Curiously though, woodchucks tend to remain silent. Perhaps that’s because there’s no one to talk to. Woodchucks are the most solitary of all marmot species.

Conversely, the West’s yellow-bellied marmots are social creatures, living in colonies of up to two dozen individuals. And theirs is a man’s world: male marmots maintain harems of breeding females who jointly raise the colony’s young, which are born in late May or June. Each female produces a single litter of three to eight annually, giving birth after a four-week gestation period. The young are weaned in another four weeks and stay with their mother throughout their first summer, sometimes even hibernating with her.

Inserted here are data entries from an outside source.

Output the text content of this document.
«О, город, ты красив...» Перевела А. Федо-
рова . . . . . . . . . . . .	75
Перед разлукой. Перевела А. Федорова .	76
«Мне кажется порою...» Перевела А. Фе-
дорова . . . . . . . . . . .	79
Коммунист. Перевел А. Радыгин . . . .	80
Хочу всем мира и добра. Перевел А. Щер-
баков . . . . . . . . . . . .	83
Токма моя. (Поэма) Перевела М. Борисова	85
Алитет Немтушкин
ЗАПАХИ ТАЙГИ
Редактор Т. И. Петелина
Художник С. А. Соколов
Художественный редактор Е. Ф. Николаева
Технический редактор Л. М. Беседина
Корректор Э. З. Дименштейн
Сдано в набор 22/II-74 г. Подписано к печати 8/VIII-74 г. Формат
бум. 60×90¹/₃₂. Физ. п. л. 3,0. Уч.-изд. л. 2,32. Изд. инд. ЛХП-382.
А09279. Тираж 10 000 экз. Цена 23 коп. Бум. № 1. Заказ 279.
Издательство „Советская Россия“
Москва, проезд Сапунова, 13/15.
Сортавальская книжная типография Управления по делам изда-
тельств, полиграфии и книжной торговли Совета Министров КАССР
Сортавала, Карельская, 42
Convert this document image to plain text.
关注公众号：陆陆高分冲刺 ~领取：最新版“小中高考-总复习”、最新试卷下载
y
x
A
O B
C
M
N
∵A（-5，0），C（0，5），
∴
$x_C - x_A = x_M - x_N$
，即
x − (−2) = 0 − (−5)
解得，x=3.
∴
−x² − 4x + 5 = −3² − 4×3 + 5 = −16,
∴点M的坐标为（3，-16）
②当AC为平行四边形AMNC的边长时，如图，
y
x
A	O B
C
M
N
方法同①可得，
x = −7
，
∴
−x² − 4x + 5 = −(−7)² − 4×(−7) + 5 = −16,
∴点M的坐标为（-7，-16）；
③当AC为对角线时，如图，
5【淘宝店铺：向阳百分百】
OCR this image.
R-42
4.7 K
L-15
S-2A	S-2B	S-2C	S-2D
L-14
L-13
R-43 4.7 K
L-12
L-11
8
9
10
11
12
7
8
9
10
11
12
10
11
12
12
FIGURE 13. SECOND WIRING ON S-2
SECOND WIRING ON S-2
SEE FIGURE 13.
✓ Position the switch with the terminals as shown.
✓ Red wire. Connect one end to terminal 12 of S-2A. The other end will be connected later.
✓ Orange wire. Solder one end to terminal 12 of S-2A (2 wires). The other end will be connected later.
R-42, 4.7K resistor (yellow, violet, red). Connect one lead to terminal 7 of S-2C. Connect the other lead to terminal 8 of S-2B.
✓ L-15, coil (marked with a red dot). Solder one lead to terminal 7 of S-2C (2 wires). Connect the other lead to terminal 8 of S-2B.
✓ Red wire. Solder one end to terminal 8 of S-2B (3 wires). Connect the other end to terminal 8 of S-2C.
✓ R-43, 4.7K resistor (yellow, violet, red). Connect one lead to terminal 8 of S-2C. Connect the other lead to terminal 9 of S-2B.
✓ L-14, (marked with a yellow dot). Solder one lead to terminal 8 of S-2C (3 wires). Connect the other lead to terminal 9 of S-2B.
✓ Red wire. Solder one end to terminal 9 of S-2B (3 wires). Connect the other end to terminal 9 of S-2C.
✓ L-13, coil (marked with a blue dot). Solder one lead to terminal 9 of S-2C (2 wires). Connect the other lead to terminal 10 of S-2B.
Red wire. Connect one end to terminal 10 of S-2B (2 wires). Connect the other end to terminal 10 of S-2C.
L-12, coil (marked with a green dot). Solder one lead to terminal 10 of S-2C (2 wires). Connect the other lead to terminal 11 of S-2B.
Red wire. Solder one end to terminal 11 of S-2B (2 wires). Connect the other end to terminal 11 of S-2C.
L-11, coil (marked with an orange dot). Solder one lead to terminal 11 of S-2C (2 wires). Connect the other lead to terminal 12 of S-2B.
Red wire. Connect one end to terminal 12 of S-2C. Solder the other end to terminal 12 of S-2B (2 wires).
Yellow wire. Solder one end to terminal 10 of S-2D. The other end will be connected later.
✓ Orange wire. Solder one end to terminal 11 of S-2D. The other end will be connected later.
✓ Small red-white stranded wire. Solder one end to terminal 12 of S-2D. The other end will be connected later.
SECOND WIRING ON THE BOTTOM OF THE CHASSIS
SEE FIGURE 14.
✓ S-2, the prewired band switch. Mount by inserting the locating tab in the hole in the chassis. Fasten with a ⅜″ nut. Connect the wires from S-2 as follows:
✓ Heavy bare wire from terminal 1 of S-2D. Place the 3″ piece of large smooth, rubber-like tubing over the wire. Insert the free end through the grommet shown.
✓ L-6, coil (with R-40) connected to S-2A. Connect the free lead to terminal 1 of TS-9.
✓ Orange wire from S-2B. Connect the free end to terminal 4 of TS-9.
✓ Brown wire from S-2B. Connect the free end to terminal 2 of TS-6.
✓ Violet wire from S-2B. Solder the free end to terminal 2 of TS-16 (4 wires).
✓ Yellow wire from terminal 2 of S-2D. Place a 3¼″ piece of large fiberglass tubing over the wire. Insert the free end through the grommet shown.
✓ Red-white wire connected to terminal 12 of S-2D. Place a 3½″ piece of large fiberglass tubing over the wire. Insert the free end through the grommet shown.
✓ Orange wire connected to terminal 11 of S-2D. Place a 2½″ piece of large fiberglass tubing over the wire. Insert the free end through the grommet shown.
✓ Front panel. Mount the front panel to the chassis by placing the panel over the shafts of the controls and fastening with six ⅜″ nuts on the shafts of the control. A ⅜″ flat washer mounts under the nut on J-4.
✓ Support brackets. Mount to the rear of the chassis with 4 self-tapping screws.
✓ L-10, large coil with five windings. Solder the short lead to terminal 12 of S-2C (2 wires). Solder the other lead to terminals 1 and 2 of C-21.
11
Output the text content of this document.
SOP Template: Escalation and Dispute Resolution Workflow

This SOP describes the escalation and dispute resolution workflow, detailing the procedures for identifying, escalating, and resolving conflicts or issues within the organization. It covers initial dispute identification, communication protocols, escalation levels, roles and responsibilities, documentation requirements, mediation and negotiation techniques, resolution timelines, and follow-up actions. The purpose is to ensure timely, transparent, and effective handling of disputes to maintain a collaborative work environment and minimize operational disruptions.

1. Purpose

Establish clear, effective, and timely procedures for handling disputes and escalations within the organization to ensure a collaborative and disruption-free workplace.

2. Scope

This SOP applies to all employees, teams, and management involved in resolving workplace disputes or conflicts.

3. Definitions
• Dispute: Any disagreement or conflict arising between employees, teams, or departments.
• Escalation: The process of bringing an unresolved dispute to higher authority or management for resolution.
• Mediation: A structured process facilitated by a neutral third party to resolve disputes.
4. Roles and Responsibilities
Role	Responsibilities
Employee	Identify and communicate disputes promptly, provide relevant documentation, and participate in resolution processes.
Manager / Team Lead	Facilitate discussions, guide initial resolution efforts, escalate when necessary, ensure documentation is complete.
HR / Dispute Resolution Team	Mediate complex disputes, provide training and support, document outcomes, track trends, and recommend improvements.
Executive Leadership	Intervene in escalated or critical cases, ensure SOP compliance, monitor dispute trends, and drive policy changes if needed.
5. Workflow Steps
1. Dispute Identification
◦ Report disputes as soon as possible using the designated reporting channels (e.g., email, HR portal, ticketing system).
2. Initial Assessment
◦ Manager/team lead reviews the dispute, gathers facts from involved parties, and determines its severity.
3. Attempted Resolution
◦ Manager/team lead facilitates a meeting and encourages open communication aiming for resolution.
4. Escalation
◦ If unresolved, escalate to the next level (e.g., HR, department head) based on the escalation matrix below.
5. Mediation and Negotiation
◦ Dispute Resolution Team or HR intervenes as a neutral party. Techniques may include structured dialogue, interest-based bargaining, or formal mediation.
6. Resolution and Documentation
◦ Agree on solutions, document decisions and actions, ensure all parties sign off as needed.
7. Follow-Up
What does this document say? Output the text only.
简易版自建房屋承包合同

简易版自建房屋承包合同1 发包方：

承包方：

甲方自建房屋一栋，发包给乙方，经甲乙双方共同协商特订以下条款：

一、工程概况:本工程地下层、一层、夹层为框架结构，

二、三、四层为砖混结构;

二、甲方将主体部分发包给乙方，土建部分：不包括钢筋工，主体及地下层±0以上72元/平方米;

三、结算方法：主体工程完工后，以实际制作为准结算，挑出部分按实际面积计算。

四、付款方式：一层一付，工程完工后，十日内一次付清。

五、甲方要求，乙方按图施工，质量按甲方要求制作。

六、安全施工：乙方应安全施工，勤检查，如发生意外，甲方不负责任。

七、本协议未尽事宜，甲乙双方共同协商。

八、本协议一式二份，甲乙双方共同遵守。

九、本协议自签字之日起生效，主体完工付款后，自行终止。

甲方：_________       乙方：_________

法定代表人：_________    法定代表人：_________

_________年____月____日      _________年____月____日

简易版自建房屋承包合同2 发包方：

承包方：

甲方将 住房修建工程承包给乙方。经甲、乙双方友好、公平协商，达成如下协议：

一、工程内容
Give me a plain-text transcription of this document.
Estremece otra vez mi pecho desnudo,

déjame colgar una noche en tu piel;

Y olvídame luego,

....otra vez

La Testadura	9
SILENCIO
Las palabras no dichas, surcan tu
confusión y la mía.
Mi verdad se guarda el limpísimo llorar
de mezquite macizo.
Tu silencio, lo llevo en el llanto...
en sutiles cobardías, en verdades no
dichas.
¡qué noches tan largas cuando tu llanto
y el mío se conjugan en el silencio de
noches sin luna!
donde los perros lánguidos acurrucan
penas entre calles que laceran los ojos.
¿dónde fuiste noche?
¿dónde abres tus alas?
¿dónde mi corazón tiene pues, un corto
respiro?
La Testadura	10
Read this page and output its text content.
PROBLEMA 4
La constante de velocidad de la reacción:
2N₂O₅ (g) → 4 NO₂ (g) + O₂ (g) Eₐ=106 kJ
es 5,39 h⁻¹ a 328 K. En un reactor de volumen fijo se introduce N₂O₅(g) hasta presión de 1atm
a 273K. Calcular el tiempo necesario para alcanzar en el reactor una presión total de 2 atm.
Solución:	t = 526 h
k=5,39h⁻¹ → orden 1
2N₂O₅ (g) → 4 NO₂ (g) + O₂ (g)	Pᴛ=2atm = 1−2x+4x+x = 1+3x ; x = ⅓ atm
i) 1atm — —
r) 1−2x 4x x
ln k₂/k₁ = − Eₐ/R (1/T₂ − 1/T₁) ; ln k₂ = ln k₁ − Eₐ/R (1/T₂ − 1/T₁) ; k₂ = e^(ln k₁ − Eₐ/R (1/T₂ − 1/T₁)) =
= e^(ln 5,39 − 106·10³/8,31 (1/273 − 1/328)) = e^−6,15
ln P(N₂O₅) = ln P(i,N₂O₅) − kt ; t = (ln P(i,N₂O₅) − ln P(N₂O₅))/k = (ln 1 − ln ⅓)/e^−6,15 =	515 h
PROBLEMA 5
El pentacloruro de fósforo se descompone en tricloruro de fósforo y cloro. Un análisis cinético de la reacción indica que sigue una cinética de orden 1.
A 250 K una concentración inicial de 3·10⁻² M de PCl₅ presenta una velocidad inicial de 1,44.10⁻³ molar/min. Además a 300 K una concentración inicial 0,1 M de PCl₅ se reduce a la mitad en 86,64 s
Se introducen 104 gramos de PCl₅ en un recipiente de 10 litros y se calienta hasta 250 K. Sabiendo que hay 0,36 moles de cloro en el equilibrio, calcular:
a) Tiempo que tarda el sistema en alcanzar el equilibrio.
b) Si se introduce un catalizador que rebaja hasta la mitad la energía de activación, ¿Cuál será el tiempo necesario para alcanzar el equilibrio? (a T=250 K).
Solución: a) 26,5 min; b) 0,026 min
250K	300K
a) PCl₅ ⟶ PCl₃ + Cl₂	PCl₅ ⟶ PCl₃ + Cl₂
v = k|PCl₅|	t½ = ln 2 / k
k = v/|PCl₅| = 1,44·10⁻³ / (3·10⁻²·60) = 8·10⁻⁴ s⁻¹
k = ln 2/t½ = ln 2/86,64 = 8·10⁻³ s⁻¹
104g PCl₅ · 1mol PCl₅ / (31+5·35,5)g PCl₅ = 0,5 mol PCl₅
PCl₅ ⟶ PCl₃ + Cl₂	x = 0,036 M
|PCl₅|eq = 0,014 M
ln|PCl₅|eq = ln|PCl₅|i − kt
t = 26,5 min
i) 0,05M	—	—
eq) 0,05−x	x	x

And while marmots may appear to be hanging out while lounging on their rock outcroppings, they’re really hard at work. These marmots are “lookouts,” guarding the colony’s burrows and protecting its offspring.

Dr. Daniel T. Blumstein, a University of California at Los Angeles professor and marmotologist (indeed, there is a name for people who study marmots), believes that marmot vocalizations — which have given rise to its nicknames of “rockchuck” and “whistle pig” — are more than just a way to warn the colony of danger.

Reclining marmot photo by Steve Voynick
Reclining marmot photo by Steve Voynick

Marmots, it seems, do not always vocalize at the approach of predators like mountain lions, coyotes, wolves, or golden eagles. The decision as to when, and whether, to vocalize reflects more than good parenting skills and the marmot equivalent of community cooperation. Blumstein theorizes that alarm calls are actually a way for individual marmots to ensure that their own genes dominate in future generations. In other words, marmots whistle when nuclear family members are threatened, but remain silent when a more distant relation is about to become cougar kibble.

While our own yellow-bellied marmots are not exploited by humans for economic purposes, woodchucks in the southern United States aren’t as lucky. There they are hunted and eaten, as they are in Mongolia, where native marmot species are particularly prized for their high-protein meat. In the Alps, a medicine made from marmot fat is used as a remedy for rheumatism. And in Russia marmots are sought after not only for their fur, but as an addition to the dinner table and for medicinal purposes.

Perhaps the oddest marmot-human connection occurred in Pakistan. Nearly 2,500 years ago, the Greek historian Herodotus wrote of large, furry, “golden ants” that enriched the Persian empire by burrowing for gold. These creatures turned out to be golden marmots (Marmota aurea) who were digging into a gold-bearing stratum of sandy soil several feet underground. Herodotus’ use of the word “ant” may have stemmed from confusion regarding the translation of what was actually the ancient Persian word for “marmot.”

For thousands of years, people looked askance at Herodotus’ account. Then in 1996, a group of visiting European explorers spoke with local tribespeople who explained that their ancestors had, for centuries, recovered bits of gold from sand that stuck to the marmots’ fur; the animals inadvertently brought the gold-bearing sand up and deposited it on the surface.

Now that’s a trick worth teaching the family dog.

Lynda la Rocca lives among the marmots near Twin Lakes.